Malheureusement les prélats et les nobles ne sont pas encore
assez moderés, et les derniers rangs assez instruits, les états
intermédiaires qui le sont parfaitement, sont pour cette raison
odieux aux premiers et difficilement apperçus des seconds éblouis
et aveuglés par les premiers rayons d’une liberté dont ils
n’avoient pas seulement l’idée qui les enivre et les rend
incapables d’entendre raison; l’esprit social ne peut s’établir
que par l’influence d’une bonne constitution, et il seroit
nécéssaire pour la former, [de] maniere que nous aurions dans ce
moment besoin pour faire des loix d’une disposition qui ne peut
estre qu’une suite d’elle. La Noblesse paroist tenir a la
pretention facheuse de voter par ordre et non en commun et par
tête ce qui rendroit inutile au tiers etat le nombre de ses
deputes que les reglements ont rendu égal a celuy des deux
premiers ordres, et qui veulent avéc raison deliberer en commun et
voter par tête, seul moyen de mettre l’esprit public a la place de
l’esprit de corps, il est a craindre que cette difficulté
n’entraine une scission desastreuse.
Malgré les calamités recentes de la grêle, de la disette de
grains et du grand h quoyque nous soyons en plein anarchie et
que personne ne soit assez sur d’estre obéi pour oser rien
commander, la nation est si douce qu’il y a eu peu de desordres.
Les troubles qui se sont élevés en bretagne, en Provence ou Mr. de
Mirabeau joue un grand Rosle, en dauphiné en franche comté se sont
appaises d’eux mêmes, il n’y a pas en tout cent hommes de tués, et
si nous parvenons a une constitution raisonnable, nous
l’obtiendrons meilleure, peutestre que celle des anglois et nous
l’aurons acheptee bien moins cher que vous et eux.
Parmi ceux qui paroissent d’une maniere saillante se montre un
homme dont vous ne vous seriez peut estre pas douté, qui doit par
sa position, son rang, ses richesses, son indépendance se couvrir
de gloire en consommant la révolution, ou de mépris s’il la
manque, ou s’il la laisse imparfaite en ne soutenant pas les
principes qu’il a solennellement declarés, c’est le duc D’Orleans;
il a sans doute de grands deffauts, mais il a des vertus qu’on ne
soupçonnoit pas et qu’il a passablement prouvées dans les
dernieres calamités publiques; son caractere, a la vérité meslé de
Bizarerie et d’originalité promet cependant d’estre ferme et
l’abus de pouvoir qui, pour le motif le plus injuste la privé
longtemps de sa liberté luy doit inspirer un desir de vengeance
qu’il ne peut pas exercer plus voluptueusement qu’en retablissant
le plus solidement possible la liberté individuelle et par
conséquent celle de la nation.
Plusieurs députés ne sont pas encore arrivés et ceux de Paris et
environs n’etant pas élus, l’ouverture des etats qui devoit estre
faite lundy dernier 27 avril est remise a Lundy 4 may, en
attendant nous avons nostre bonne part [de] troubles publics, la
pluspart des assemblées de Paris et environs ont été [fort?]
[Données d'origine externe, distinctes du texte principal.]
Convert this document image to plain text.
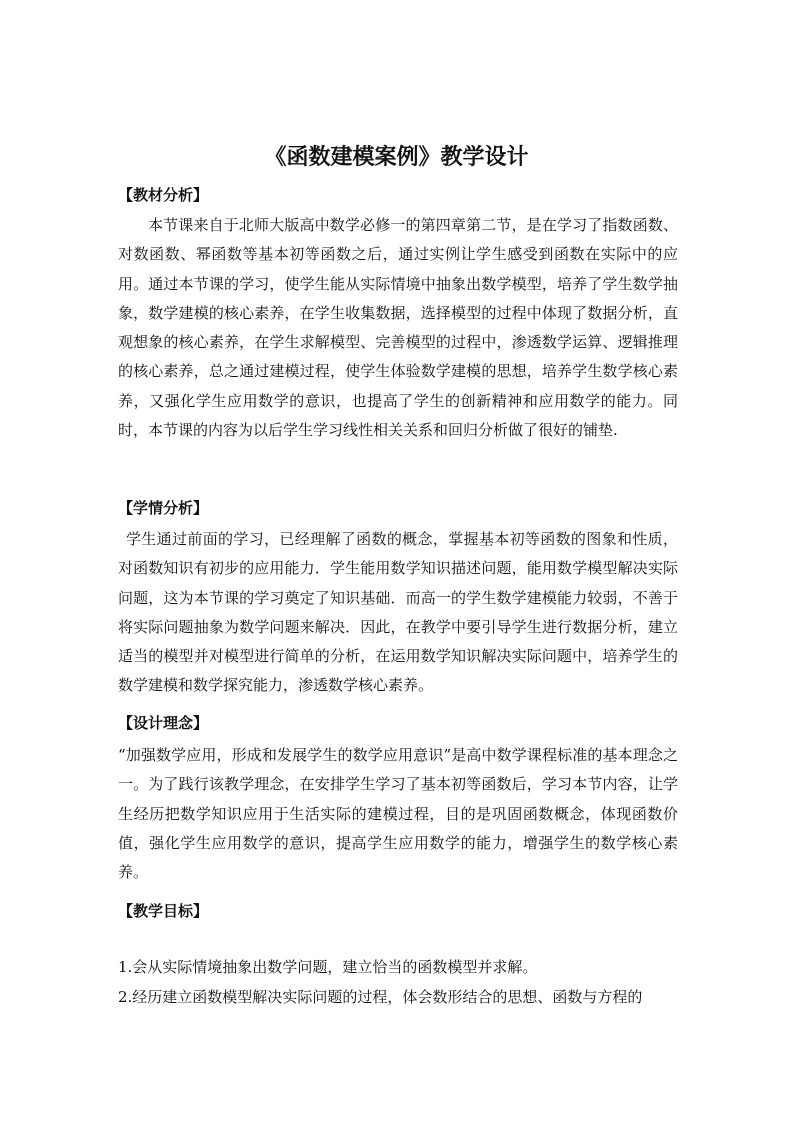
《函数建模案例》教学设计
【教材分析】
本节课来自于北师大版高中数学必修一的第四章第二节，是在学习了指数函数、对数函数、幂函数等基本初等函数之后，通过实例让学生感受到函数在实际中的应用。通过本节课的学习，使学生能从实际情境中抽象出数学模型，培养了学生数学抽象，数学建模的核心素养，在学生收集数据，选择模型的过程中体现了数据分析，直观想象的核心素养，在学生求解模型、完善模型的过程中，渗透数学运算、逻辑推理的核心素养，总之通过建模过程，使学生体验数学建模的思想，培养学生数学核心素养，又强化学生应用数学的意识，也提高了学生的创新精神和应用数学的能力。同时，本节课的内容为以后学生学习线性相关关系和回归分析做了很好的铺垫.
【学情分析】
学生通过前面的学习，已经理解了函数的概念，掌握基本初等函数的图象和性质，对函数知识有初步的应用能力．学生能用数学知识描述问题，能用数学模型解决实际问题，这为本节课的学习奠定了知识基础．而高一的学生数学建模能力较弱，不善于将实际问题抽象为数学问题来解决．因此，在教学中要引导学生进行数据分析，建立适当的模型并对模型进行简单的分析，在运用数学知识解决实际问题中，培养学生的数学建模和数学探究能力，渗透数学核心素养。
【设计理念】
“加强数学应用，形成和发展学生的数学应用意识”是高中数学课程标准的基本理念之一。为了践行该教学理念，在安排学生学习了基本初等函数后，学习本节内容，让学生经历把数学知识应用于生活实际的建模过程，目的是巩固函数概念，体现函数价值，强化学生应用数学的意识，提高学生应用数学的能力，增强学生的数学核心素养。
【教学目标】
1.会从实际情境抽象出数学问题，建立恰当的函数模型并求解。
2.经历建立函数模型解决实际问题的过程，体会数形结合的思想、函数与方程的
tumultueuses, qu’un grand nombre, après un long temps employé a de
v[aines?] clameurs ont été obligées de se séparer, sans avoir rien
entamé, elles paroissent cependant s’appaiser et s’acheminer a une
terminaison quelconque, mais le bas peuple, surtout les ouvriers,
soit d’eux mêmes [soit] qu’ils soient soudoyés par des mécontents,
ont causé de grands desordres, pillé des maisons, brulé des
meubles, maltraité, tué même des particuliers; quelques troupes
stationnées aux environs sont venues au secours, on a [été] obligé
de tirer et avant hier au soir on croit qu’il y a eu près de cent
[morts] et au moins autant de blessés, aujourdhuy le calme paroist
rétabli; parmi les morts il y en a 25 ou trente qui ont peri dans
des tourments affreux [en] devastant une manufacture de Papier
dans les caves de laquelle ils ont de l’eau forte et de
l’huille de vitriol qu’ils ont bu pour du vin ou de la liqueur.
L’empereur a été fort mal et va mieux, mais on croit son mal
incurable; le Dauphin paroist aussi n’estre pas loing de sa fin.
Toute la maison Chaumont est dispersée; Mr. de Ch. est a sa
terre avéc ses deux filles non mariées; la Pauvre madame de Ch.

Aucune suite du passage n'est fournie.